Jyske Bank, the third largest Danish bank, has launched the world’s first negative interest rate mortgage. This means that the bank will pay borrowers 0.5% a year to take out a loan with them.
This effectively means that Jyske Bank will pay you to take money from them and consequently you will pay back less than they have loaned. Too good to be true?
This bank is offering a 10-year deal at -0.5% whilst another, Nordea Bank Abt, is set to offer a 20-year fixed-rate deals at 0% and a 30-year mortgage at 0.5%.
Under its negative mortgage, Jyske said borrowers will make a monthly repayment as usual – but the amount still outstanding will be reduced each month by more than the borrower has paid.
Jyske’s housing economist, Mikkel Høegh has stated that “We don’t give you money directly in your hand, but every month your debt is reduced by more than the amount you pay,”
This incentive is aimed at keeping the property market moving and encouraging investors to keep participating in real estate deals. Also, as the length of the loans are short, these are meant to be used to finance home improvements or repairs rather than to finance the purchase of an entire house.
How is this possible? Denmark, Sweden and Switzerland have seen the money markets drop and are able to borrow from institutional investors at a negative rate and are then passing these savings onto the customers. If the bank is borrowing from central bank at a -1% interest rate they can profit by offering the customer the 0.5% discount.

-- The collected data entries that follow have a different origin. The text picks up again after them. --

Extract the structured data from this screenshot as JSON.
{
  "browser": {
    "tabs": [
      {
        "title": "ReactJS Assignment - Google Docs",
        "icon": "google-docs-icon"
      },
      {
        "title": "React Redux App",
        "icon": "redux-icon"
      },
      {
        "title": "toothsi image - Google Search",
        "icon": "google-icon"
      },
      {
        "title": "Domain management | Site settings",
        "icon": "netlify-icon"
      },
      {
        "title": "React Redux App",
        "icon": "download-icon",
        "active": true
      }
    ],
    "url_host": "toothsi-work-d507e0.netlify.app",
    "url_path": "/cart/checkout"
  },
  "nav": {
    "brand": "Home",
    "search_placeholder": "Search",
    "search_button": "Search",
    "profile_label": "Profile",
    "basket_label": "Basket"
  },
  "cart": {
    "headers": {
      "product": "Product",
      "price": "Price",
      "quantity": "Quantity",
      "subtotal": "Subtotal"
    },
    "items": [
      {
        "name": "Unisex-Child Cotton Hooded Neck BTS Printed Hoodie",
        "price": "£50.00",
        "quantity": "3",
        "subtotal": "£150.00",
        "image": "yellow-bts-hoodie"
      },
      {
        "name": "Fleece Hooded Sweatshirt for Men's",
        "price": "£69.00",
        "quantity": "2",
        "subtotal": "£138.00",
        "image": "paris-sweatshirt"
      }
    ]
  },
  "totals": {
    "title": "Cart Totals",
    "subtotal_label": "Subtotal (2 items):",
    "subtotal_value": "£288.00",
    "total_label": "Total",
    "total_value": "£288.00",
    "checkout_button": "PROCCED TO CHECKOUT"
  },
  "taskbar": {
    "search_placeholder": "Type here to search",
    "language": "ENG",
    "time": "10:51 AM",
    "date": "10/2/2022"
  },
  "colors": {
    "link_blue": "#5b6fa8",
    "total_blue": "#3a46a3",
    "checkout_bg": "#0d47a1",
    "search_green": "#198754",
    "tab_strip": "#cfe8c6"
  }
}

The downside of this is that savers will see nothing paid in interest on their deposits which may also end up in the negative. There could also be expensive account arrangement costs, so the investor may potentially lose any savings on using this type of loan.

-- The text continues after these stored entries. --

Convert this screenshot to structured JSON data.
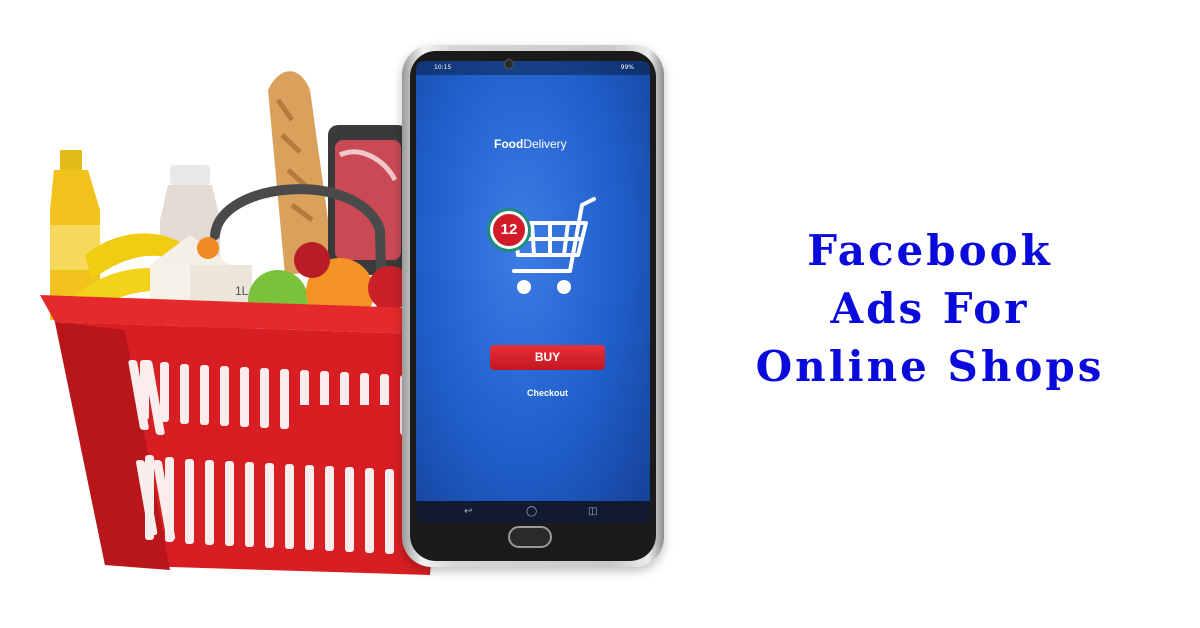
{
  "headline": {
    "line1": "Facebook",
    "line2": "Ads For",
    "line3": "Online Shops",
    "color": "#0a0adc"
  },
  "phone": {
    "status_time": "10:15",
    "status_battery": "99%",
    "app_title_bold": "Food",
    "app_title_regular": "Delivery",
    "cart_badge_count": "12",
    "buy_label": "BUY",
    "checkout_label": "Checkout",
    "nav_icons": [
      "back-icon",
      "home-icon",
      "recents-icon"
    ],
    "screen_color": "#1f5ec9",
    "buy_color": "#d31c2a"
  },
  "illustration": {
    "basket_color": "#d71f23",
    "milk_carton_label": "1L"
  }
}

Jyske – which is the Danish equivalent to Halifax or Nationwide in the UK – have seen interest rates on deposits falling to zero; and banks in Denmark are now toying with the idea of following Switzerland’s lead who have announced plans for later in the year to give negative rates (-0.75%) on deposits – this is aimed to hit wealthy clients who deposit more than 2 million Swiss francs – depositors will therefore have to pay regularly to keep their money with the bank. The Bank of England’s base rate is currently 0.75%, and the European Central Bank’s is zero, in Denmark (which is not in the eurozone) the equivalent rate is -0.4%.